The guy stared hard at Shaw. “What the fuck, man?” he finally said. “How do you know that?”
Luckily, the waitress came out and handed Shaw his Styrofoam box of greasy fried cod and fries with a smile.
“Freak,” the guy threw at him.
He thanked her and hurried back outside. It was drizzling again.
Two days later, he was still at the park, soaked and sipping cold coffee someone had left beside their car. He had tried to go back to the little cracker box house his parents left him, but the squeaky shoes had followed him. He heard them on the kitchen linoleum and ducked out without locking the door. Why bother? They were already inside.
His gift. To see inside human bodies. Inside was a tree with branches and organs growing on the branches. There were two kidneys, like giant lima beans , two lungs like overgrown fish gills-filling and deflating, filling and deflating, intestines and the heart. Pump pump squish pump pump squish.
“Your heart is beautiful,” he said to a lady pushing her toddler on a swing.
The police came and he finally got to see a doctor that understood him.
“So, you have x-ray vision,” Dr. Mulligan said. She didn’t laugh. In fact, she nodded and looked very serious, a wrinkle forming between her brows, like Shaw’s mother used to do.
“Yes, exactly. I can’t see inside the skull though. Why do you think that is?”
“Shaw, let’s talk about your parents.”
“They died fourteen months ago. Both of them on Highway 65. It was an accident.”
“Yes. I know, Shaw. And that’s a very difficult thing, to lose your parents. You’ve been doing very well, though.” She flipped through her notes. “Attending college. I’m sure they would be very proud of you.”
“They wanted me to be a doctor.”
“And what do you want to do?”
“Well, I do want to help people.” He glanced at her to see if he could trust her with his secret. She nodded, her chin resting on the bones of her hand. “Okay. I want to be a super hero. I’ve wanted to be a super hero since I was nine. I’ve designed a cape and everything.”

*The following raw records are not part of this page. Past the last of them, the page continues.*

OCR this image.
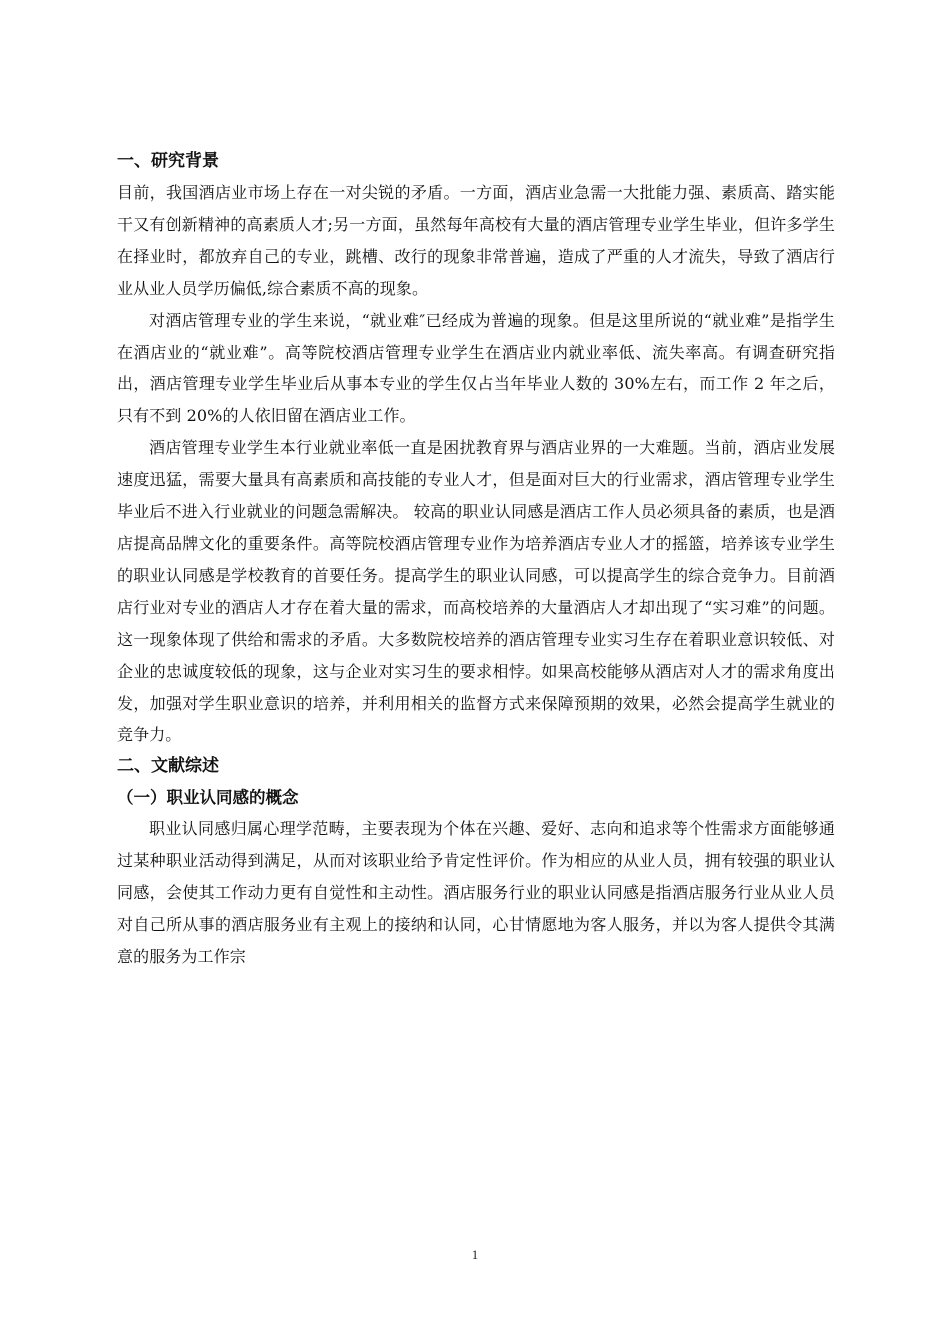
一、研究背景

目前，我国酒店业市场上存在一对尖锐的矛盾。一方面，酒店业急需一大批能力强、素质高、踏实能干又有创新精神的高素质人才;另一方面，虽然每年高校有大量的酒店管理专业学生毕业，但许多学生在择业时，都放弃自己的专业，跳槽、改行的现象非常普遍，造成了严重的人才流失，导致了酒店行业从业人员学历偏低,综合素质不高的现象。

对酒店管理专业的学生来说，“就业难″已经成为普遍的现象。但是这里所说的“就业难”是指学生在酒店业的“就业难”。高等院校酒店管理专业学生在酒店业内就业率低、流失率高。有调查研究指出，酒店管理专业学生毕业后从事本专业的学生仅占当年毕业人数的 30%左右，而工作 2 年之后，只有不到 20%的人依旧留在酒店业工作。

酒店管理专业学生本行业就业率低一直是困扰教育界与酒店业界的一大难题。当前，酒店业发展速度迅猛，需要大量具有高素质和高技能的专业人才，但是面对巨大的行业需求，酒店管理专业学生毕业后不进入行业就业的问题急需解决。 较高的职业认同感是酒店工作人员必须具备的素质，也是酒店提高品牌文化的重要条件。高等院校酒店管理专业作为培养酒店专业人才的摇篮，培养该专业学生的职业认同感是学校教育的首要任务。提高学生的职业认同感，可以提高学生的综合竞争力。目前酒店行业对专业的酒店人才存在着大量的需求，而高校培养的大量酒店人才却出现了“实习难”的问题。这一现象体现了供给和需求的矛盾。大多数院校培养的酒店管理专业实习生存在着职业意识较低、对企业的忠诚度较低的现象，这与企业对实习生的要求相悖。如果高校能够从酒店对人才的需求角度出发，加强对学生职业意识的培养，并利用相关的监督方式来保障预期的效果，必然会提高学生就业的竞争力。

二、文献综述
（一）职业认同感的概念

职业认同感归属心理学范畴，主要表现为个体在兴趣、爱好、志向和追求等个性需求方面能够通过某种职业活动得到满足，从而对该职业给予肯定性评价。作为相应的从业人员，拥有较强的职业认同感，会使其工作动力更有自觉性和主动性。酒店服务行业的职业认同感是指酒店服务行业从业人员对自己所从事的酒店服务业有主观上的接纳和认同，心甘情愿地为客人服务，并以为客人提供令其满意的服务为工作宗

1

“I see,” she said and stared at Shaw for a moment longer. “Okay then. I’m going to write you a prescription, Shaw, for a medicine called Haldol. It is very important that you take it every day.”
“Will it help me to become more of a super hero?”
“Well,” she said, seeming to weigh something and then sighed. “No, Shaw. It will help you to stay in society, to be a part of it and to have a more normal life.”
Did it ever stop raining in this town? Shaw came to a corner, where a homeless guy was sitting under a garbage bag, a brown cardboard mush of a sign clutched in the bones of his hand. The sky groaned and lit up.
“You all right, Kid?”
“I don’t know,” Shaw answered. “I’m not sure. I think something must be terribly wrong.”
“Ha,” he groaned like the sky. “You’re the smartest person I’ve met yet. Have a seat, Kid.”
“All right.” Shaw said, lowering himself onto the wet sidewalk. Water rushed by in the gutter, fell from the sky, cleansed the world.
He reached a wet hand in his jacket and took the first pill.